Société d’Édition et de Publications - Librairie Félix Juven (p. 210-223).

CHAPITRE XVIII

UNE NUIT MOUVEMENTÉE

Si l’Américain avait compté sur la surprise et la joie de son compagnon à l’annonce si laconique de cette nouvelle, il fut étrangement déçu, car Catinat s’avança vers lui avec un visage qui exprimait la sympathie et le chagrin, et lui posant doucement la main sur l’épaule, il lui dit :

— Mon cher ami, j’ai été égoïste. Je n’ai songé qu’à mes propres ennuis et j’ai oublié ce que vous avez enduré pour moi. Cette chute de cheval vous a ébranlé plus que vous ne pensez. Couchez-vous sur cette paille et essayez de dormir.

— Je dis que l’archevêque est à Versailles, s’écria Amos Green d’un ton impatienté.

— Oui, mais oui, je le sais, poursuivit Catinat doucement. Il y est certainement… Vous ne souffrez pas ?

L’Américain agita en l’air ses poings fermés.

— Vous me croyez fou, s’écria-t-il, et, par le feu éternel, vous êtes capable de me rendre tel. Quand je vous dis que j’ai envoyé l’évêque, c’est que je l’ai fait. Vous vous rappelez que je vous ai quitté pour dire un mot à votre ami le major ?

Ce fut le tour du soldat de se montrer agité.

— Eh bien ! cria-t-il en saisissant le bras de l’autre.

— Eh bien ! quand nous envoyons un éclaireur dans les bois, si l’affaire en vaut la peine nous en envoyons un second à une autre heure, de sorte que l’un ou l’autre revient avec ses cheveux sur sa tête. C’est la manière des Iroquois et elle a du bon.

— Mon Dieu ! Je crois que vous m’avez sauvé.

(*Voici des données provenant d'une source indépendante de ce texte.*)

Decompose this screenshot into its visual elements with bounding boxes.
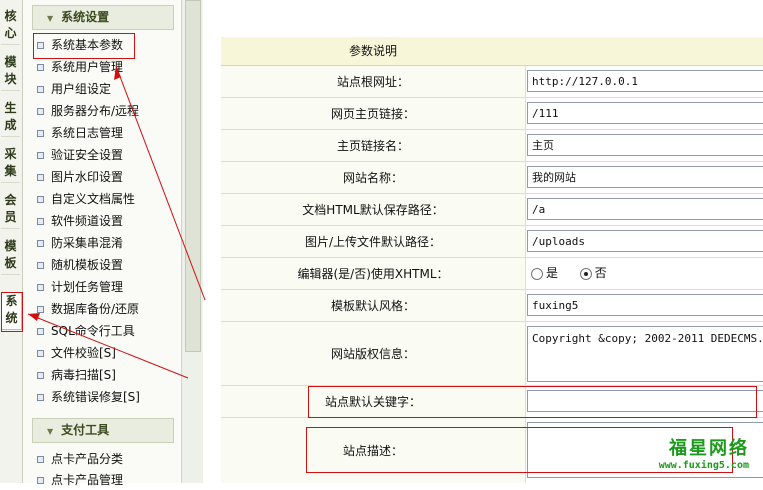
arrowhead-icon (28, 313, 40, 321)
arrow-to-system-tab (27, 313, 189, 379)
watermark-url: www.fuxing5.com (658, 460, 749, 471)
watermark: 福星网络 www.fuxing5.com (659, 434, 749, 471)
arrow-to-basic-params (115, 65, 206, 301)
annotation-arrows (27, 65, 206, 379)
watermark-title: 福星网络 (669, 438, 749, 459)
arrowhead-icon (114, 66, 121, 80)
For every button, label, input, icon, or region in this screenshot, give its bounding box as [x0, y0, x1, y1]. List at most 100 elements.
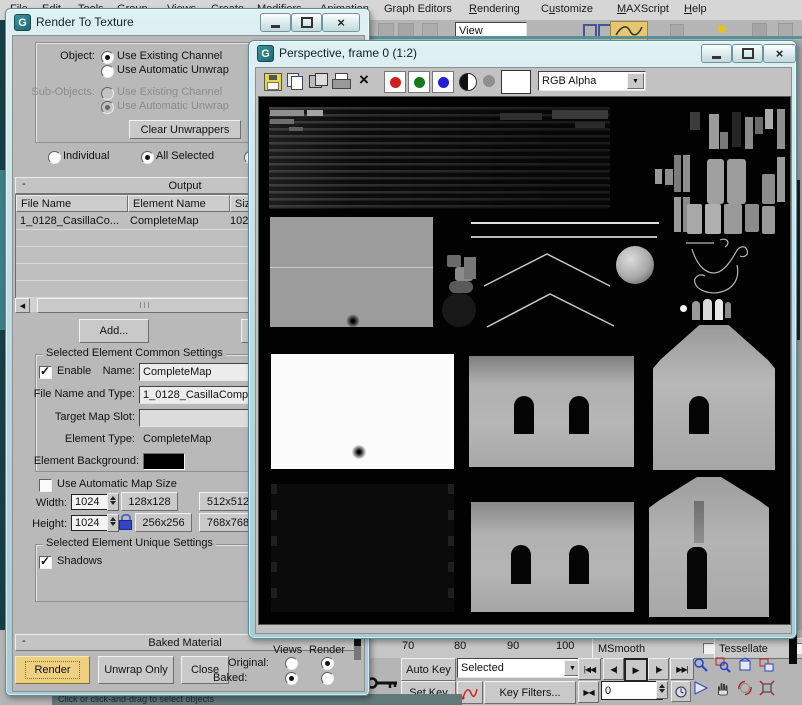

— Vous n’avez pas besoin de vous accrocher à mon bras comme une loutre après une truite… J’ai rejoint le major, et je lui ai demandé de passer devant la maison de l’archevêque en arrivant à Paris.

— Et ensuite, ensuite ?

— Je lui ai montré ce morceau de craie. « Si nous y avons été, lui ai-je dit, vous verrez une grande croix sur le montant gauche de la porte. S’il n’y a pas de croix, alors tirez le loquet et priez l’évêque de se rendre au palais aussi vite que ses chevaux pourront l’amener. » Le major est parti une heure après nous ; il a dû arriver à Paris à dix heures et demie ; l’évêque prévenu s’est mis en route aussitôt et il est arrivé à Versailles il y a une demi-heure, c’est-à-dire vers minuit et demi. Mais qu’est-ce qui vous prend ! Vous avez perdu la tête ?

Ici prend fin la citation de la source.